Peu à peu, je découvre une autre famille. On se serre les coudes. On partage le peu qu’on a : une couverture, un sourire, un souvenir d’avant. Mais chaque nuit reste une épreuve. Le froid mordant de l’hiver lyonnais, la peur des agressions, la faim qui tord le ventre.

Un matin, alors que je fais la queue devant la Croix-Rouge pour une soupe chaude, je croise le regard de ma sœur cadette, Sophie. Elle détourne les yeux et s’éloigne sans un mot. Ce rejet me brise le cœur plus que tout le reste. Je me demande si je mérite encore l’amour de ma famille.

Les semaines passent. Je sombre parfois dans le désespoir. Mais il y a aussi des moments de lumière : une bénévole qui m’écoute sans juger ; une vieille dame qui me glisse un sandwich en souriant ; un enfant qui me dit bonjour sans peur.

Un jour, Lucien tombe malade. Il refuse d’aller à l’hôpital par peur d’être maltraité ou ignoré. Je décide alors de l’accompagner aux urgences. Là-bas, on nous regarde comme des intrus. Une infirmière soupire :
— Encore des clochards…
Je serre les poings mais je reste digne. Lucien finit par être pris en charge. Ce soir-là, je comprends que si personne ne se bat pour nous, rien ne changera.

Je commence à fréquenter un centre d’accueil du 7e arrondissement. On y propose des ateliers d’écriture et des groupes de parole. J’y rencontre Élodie, une travailleuse sociale passionnée qui croit en moi plus que je ne crois en moi-même.
— Claire, tu as une voix. Utilise-la !
Elle m’encourage à raconter mon histoire lors d’une réunion municipale sur l’exclusion sociale. Ma voix tremble mais je parle :
— Nous ne sommes pas invisibles ! Nous avons besoin d’un toit, mais aussi d’écoute et de respect.
À ma grande surprise, certains élus m’écoutent vraiment.

Petit à petit, je reprends confiance.

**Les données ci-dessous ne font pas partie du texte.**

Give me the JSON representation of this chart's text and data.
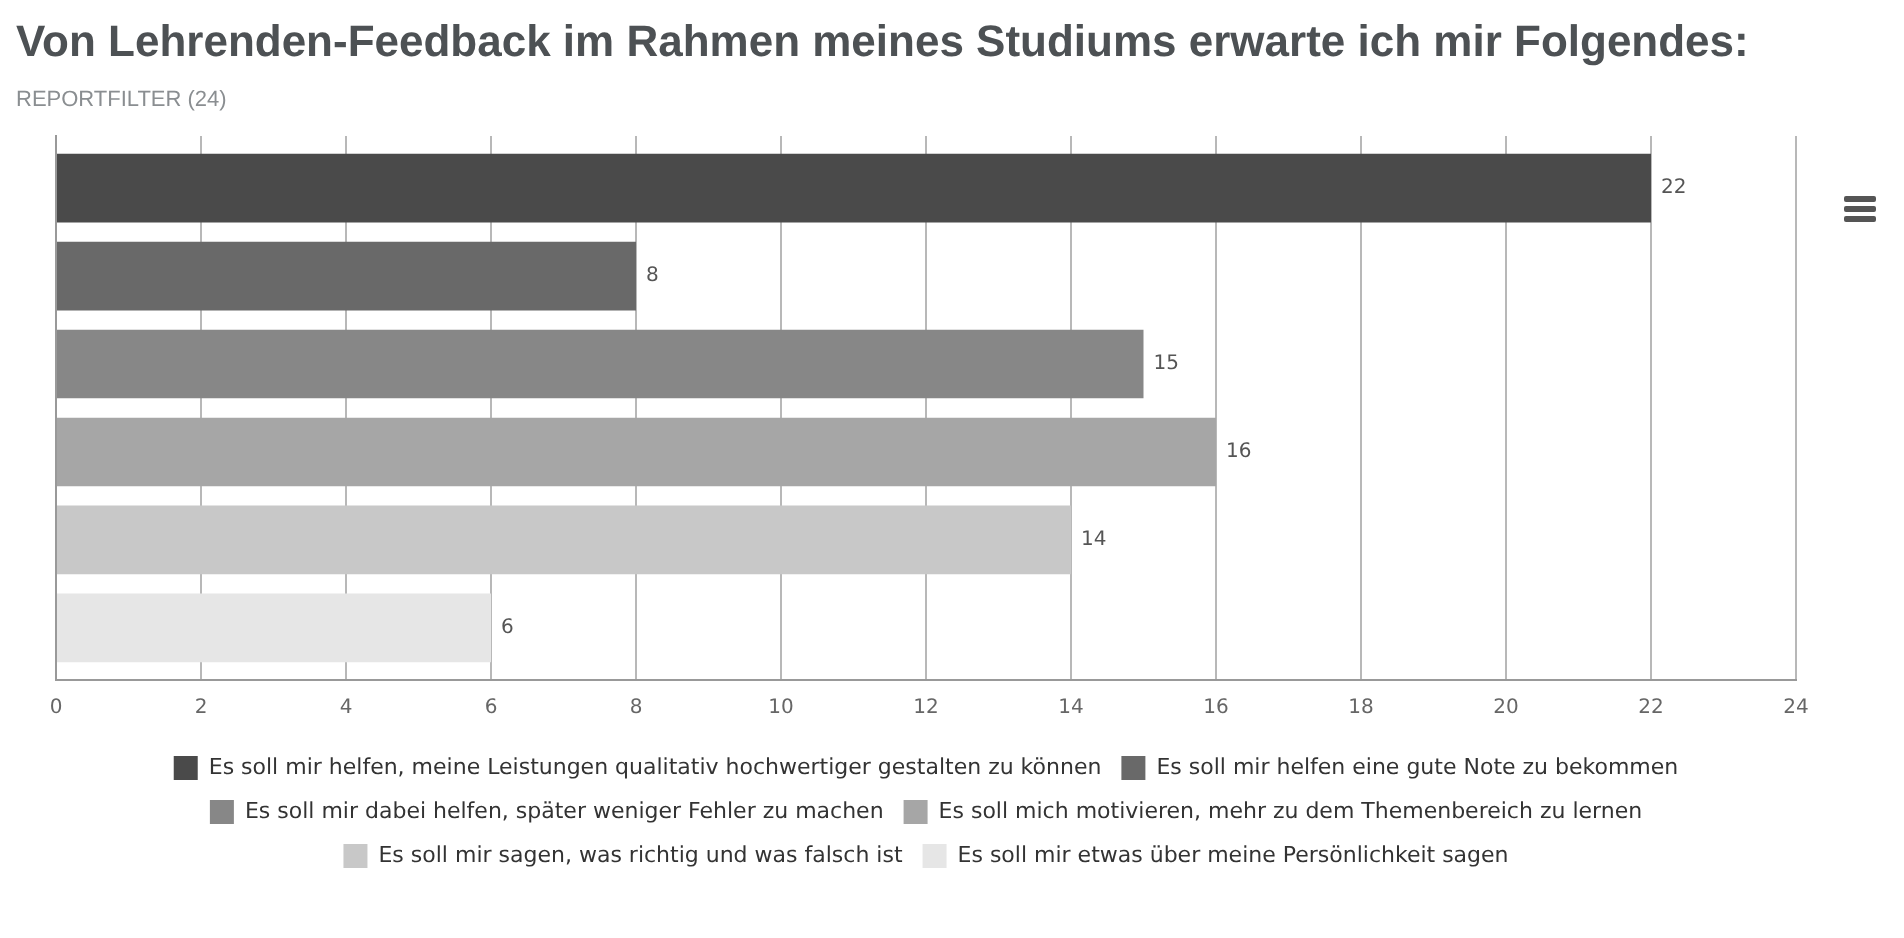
{
  "chart_data": {
    "type": "bar",
    "orientation": "horizontal",
    "title": "Von Lehrenden-Feedback im Rahmen meines Studiums erwarte ich mir Folgendes:",
    "subtitle": "REPORTFILTER (24)",
    "categories": [
      null
    ],
    "series": [
      {
        "name": "Es soll mir helfen, meine Leistungen qualitativ hochwertiger gestalten zu können",
        "color": "#4a4a4a",
        "values": [
          22
        ]
      },
      {
        "name": "Es soll mir helfen eine gute Note zu bekommen",
        "color": "#696969",
        "values": [
          8
        ]
      },
      {
        "name": "Es soll mir dabei helfen, später weniger Fehler zu machen",
        "color": "#878787",
        "values": [
          15
        ]
      },
      {
        "name": "Es soll mich motivieren, mehr zu dem Themenbereich zu lernen",
        "color": "#a6a6a6",
        "values": [
          16
        ]
      },
      {
        "name": "Es soll mir sagen, was richtig und was falsch ist",
        "color": "#c8c8c8",
        "values": [
          14
        ]
      },
      {
        "name": "Es soll mir etwas über meine Persönlichkeit sagen",
        "color": "#e6e6e6",
        "values": [
          6
        ]
      }
    ],
    "xlim": [
      0,
      24
    ],
    "xticks": [
      0,
      2,
      4,
      6,
      8,
      10,
      12,
      14,
      16,
      18,
      20,
      22,
      24
    ],
    "grid": "x",
    "tick_labels": "x",
    "legend": "bottom",
    "data_labels": true
  }
}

J’arrête l’alcool avec l’aide d’un groupe de soutien. Je trouve un petit boulot dans une association qui distribue des repas chauds aux personnes sans-abri. Je deviens médiatrice entre la rue et les institutions.

Un soir d’hiver, alors que je distribue des couvertures près de Perrache, je tombe sur mon frère Paul. Il me regarde longuement avant de murmurer :
— Je suis désolé…
On pleure ensemble sous la pluie battante. Ce pardon marque le début d’une réconciliation fragile avec ma famille.

Aujourd’hui, trois ans après cette nuit où tout s’est effondré, je dirige un centre d’accueil pour femmes sans-abri à Lyon. Chaque matin, j’accueille celles qui arrivent avec leur valise et leur peur au ventre. Je leur dis ce que j’aurais aimé entendre :
— Ici tu es en sécurité. Ici tu as le droit de recommencer.

Parfois je repense à cette première nuit dehors et à tout ce que j’ai traversé. Est-ce que la société changera un jour son regard sur ceux qui tombent ? Combien de Claire faudra-t-il avant qu’on comprenne que personne n’est à l’abri ?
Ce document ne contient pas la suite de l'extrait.